Archives de catégorie : Economie

BLOCAGE/TARIFS AIRCAL : LES CONTRIBUABLES DU SUD VONT-ILS (ENCORE) PAYER ?

Les avions d’Air Cal ne se poseront pas à Lifou, ainsi en ont décidé les autorités coutumières. Fort Bien. Motif : elles estiment que les usagers de l’île n’ont pas à payer  une partie des coûts supplémentaires liés à la crise du Covid-19 par une augmentation de 350 francs par billet. Question : qui va alors payer ? La France (qui paie, qui paie) ou les contribuables, majoritairement de la province Sud ?

C’est une vérité organique et monétaire : l’argent ne pousse pas sur les arbres. Qui finance donc Air Calédonie ? Les clients et les collectivités.

Mais sous ce vocable anonymisant de « collectivité » se cache la dépense publique. Or, qui alimente la dépense publique ? Le contribuable. Il le fait au travers des impôts directs, dont l’impôt sur le revenu des personnes physiques, l’IRPP, au travers de l’économie, dont notamment l’impôt sur les sociétés, et au travers de la consommation par … les consommateurs.

Globalement, tout cela forme la ressource fiscale de la Nouvelle-Calédonie, redistribuée pour partie aux provinces et aux communes. D’où vient cette ressource assurée par les contribuables et les consommateurs ?

Réponse : à 92% des contribuables de la province sud, à 6% des contribuables de la province Nord, et … à 2%, des contribuables de la province des Iles Loyauté. Quant aux consommateurs, il suffit de rappeler que 76% de la population habite et consomme en province Sud. Tout cela à epsilon près.

S’il faut donc que les « collectivités » renflouent seules Air Cal, ce sont en réalité les contribuables qui le feront, et donc essentiellement ceux de la province Sud. A moins que ce cochon de contribuable métropolitain …

LA COUR DES COMPTES « FLINGUE » LA DÉFISC NICKEL EN CALÉDONIE ET RECOMMANDE LA SUPPRESSION DE LA DÉFISCALISATION « GIRARDIN »

La Cour des Comptes a adressé au Premier ministre le 3 janvier dernier, un rapport saignant sur « Vingt ans de soutien financier de l’État à la filière du nickel en Nouvelle-Calédonie ». Doutes sur le remboursement des dettes et sur l’efficacité économique du dispositif, risques jugés élevés, évocation de risques de fraude, la charge est violente. Elle se conclut, naturellement pourront-on dire, par une recommandation visant à supprimer le régime de défiscalisation Outre-mer …
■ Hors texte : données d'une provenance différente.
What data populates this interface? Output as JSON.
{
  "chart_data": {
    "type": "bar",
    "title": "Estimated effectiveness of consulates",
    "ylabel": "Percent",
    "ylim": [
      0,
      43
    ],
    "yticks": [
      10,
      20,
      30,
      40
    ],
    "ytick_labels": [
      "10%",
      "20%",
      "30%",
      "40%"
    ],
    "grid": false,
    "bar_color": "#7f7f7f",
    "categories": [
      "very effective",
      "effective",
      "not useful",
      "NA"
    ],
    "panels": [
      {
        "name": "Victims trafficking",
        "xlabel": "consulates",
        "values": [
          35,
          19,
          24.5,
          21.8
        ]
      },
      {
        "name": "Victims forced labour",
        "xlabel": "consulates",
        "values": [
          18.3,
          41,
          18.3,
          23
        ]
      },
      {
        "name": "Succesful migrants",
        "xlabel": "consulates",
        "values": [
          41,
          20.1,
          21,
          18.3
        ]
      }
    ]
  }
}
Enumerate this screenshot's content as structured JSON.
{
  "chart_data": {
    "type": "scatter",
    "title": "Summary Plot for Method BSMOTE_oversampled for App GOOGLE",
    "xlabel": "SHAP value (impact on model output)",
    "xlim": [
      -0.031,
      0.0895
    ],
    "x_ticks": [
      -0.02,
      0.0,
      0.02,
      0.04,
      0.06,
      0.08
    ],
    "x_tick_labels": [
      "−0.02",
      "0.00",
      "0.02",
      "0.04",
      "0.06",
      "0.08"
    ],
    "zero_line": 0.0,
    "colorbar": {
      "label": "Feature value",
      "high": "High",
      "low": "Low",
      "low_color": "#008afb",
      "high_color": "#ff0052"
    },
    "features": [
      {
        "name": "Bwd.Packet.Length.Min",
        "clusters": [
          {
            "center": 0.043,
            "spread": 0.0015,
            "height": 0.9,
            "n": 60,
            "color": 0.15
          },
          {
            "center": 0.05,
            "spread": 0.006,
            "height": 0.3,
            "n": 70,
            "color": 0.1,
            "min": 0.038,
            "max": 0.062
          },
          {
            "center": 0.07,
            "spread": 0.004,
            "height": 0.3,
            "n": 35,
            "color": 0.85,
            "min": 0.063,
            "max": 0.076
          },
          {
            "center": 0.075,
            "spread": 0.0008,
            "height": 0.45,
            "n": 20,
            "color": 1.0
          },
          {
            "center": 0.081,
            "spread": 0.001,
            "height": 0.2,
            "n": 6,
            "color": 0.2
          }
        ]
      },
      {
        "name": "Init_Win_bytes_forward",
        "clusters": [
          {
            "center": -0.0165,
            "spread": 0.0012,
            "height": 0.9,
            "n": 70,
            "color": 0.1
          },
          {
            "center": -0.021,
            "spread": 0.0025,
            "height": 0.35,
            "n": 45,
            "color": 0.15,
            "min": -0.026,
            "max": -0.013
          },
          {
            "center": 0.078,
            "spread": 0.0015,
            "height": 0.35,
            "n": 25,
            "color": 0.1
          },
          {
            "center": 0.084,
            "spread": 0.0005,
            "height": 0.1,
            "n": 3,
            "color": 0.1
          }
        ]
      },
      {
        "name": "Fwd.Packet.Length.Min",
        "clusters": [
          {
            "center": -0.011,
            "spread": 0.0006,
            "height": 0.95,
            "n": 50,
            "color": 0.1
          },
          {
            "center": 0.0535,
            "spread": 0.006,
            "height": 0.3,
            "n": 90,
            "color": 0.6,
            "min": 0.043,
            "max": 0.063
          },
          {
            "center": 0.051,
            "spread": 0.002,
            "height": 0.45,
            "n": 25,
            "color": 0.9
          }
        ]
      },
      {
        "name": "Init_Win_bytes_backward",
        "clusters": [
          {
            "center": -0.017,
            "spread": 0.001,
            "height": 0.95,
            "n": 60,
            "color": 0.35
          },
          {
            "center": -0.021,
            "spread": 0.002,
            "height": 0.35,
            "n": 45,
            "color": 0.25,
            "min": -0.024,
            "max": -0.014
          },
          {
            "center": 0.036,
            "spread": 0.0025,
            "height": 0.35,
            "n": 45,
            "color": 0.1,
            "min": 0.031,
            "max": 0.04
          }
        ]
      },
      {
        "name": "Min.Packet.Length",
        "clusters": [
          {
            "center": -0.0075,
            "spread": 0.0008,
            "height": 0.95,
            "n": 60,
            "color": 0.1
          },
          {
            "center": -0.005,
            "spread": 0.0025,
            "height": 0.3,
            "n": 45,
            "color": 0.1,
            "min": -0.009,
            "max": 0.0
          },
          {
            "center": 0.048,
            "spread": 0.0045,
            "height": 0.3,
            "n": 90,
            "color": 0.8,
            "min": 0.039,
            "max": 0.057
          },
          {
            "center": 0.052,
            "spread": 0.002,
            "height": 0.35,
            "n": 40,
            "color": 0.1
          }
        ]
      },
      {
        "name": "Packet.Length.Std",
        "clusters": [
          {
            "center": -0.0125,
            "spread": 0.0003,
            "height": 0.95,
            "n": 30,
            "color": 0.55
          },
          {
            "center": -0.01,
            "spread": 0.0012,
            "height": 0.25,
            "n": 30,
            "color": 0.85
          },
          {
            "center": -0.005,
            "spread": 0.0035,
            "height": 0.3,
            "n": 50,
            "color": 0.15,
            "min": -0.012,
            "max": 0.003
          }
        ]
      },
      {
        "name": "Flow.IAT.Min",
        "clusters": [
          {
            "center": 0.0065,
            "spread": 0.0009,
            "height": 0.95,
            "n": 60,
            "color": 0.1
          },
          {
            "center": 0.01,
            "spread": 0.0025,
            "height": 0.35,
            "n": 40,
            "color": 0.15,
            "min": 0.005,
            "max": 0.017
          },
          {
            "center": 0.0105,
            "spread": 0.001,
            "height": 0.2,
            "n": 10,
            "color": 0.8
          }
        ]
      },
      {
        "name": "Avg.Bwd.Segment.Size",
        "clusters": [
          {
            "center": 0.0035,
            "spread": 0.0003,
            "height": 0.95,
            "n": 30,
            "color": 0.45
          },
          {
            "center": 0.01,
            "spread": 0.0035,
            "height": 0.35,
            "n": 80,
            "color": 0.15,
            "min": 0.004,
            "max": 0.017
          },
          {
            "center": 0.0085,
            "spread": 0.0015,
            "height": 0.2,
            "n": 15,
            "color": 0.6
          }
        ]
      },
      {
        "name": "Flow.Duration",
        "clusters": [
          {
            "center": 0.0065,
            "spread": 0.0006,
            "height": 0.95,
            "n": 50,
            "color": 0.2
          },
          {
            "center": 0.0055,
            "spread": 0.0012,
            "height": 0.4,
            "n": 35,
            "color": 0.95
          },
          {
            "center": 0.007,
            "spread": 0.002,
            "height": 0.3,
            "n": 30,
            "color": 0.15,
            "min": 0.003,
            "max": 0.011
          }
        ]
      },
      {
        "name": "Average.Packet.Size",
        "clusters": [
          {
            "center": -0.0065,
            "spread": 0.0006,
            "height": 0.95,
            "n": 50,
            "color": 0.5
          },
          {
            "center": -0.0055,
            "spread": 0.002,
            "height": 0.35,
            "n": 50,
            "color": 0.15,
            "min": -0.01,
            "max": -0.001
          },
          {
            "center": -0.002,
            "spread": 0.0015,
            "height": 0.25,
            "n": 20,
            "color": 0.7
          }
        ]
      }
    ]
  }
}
CRITIQUES ET RISQUES SUR LES PRÊTS ACCORDÉS AUX USINES
Le rapport des « sages de la rue Cambon » ne fait guère dans la nuance. Les têtes de chapitre donnent le ton.

« Prêt risqué de l’AFD (20 milliards CFP en 2011 ndlr) visant à accompagner la construction de l’usine KNS » avec en commentaire  » Le risque de non remboursement du prêt de l’AFD demeure, comme en témoigne le provisionnement élevé de la créance par l’AFD. » Pour la SLN, le prêt de 24 milliards CFP accordé en 2016 court le risque de ne pas être remboursé dans de bonnes conditions en 2024, sauf « en cas de succès du plan de sauvetage mis en oeuvre par l’entreprise et de conditions externes à celle-ci (cours du nickel, poursuite des autorisations d’exportation, prix de l’électricité) ».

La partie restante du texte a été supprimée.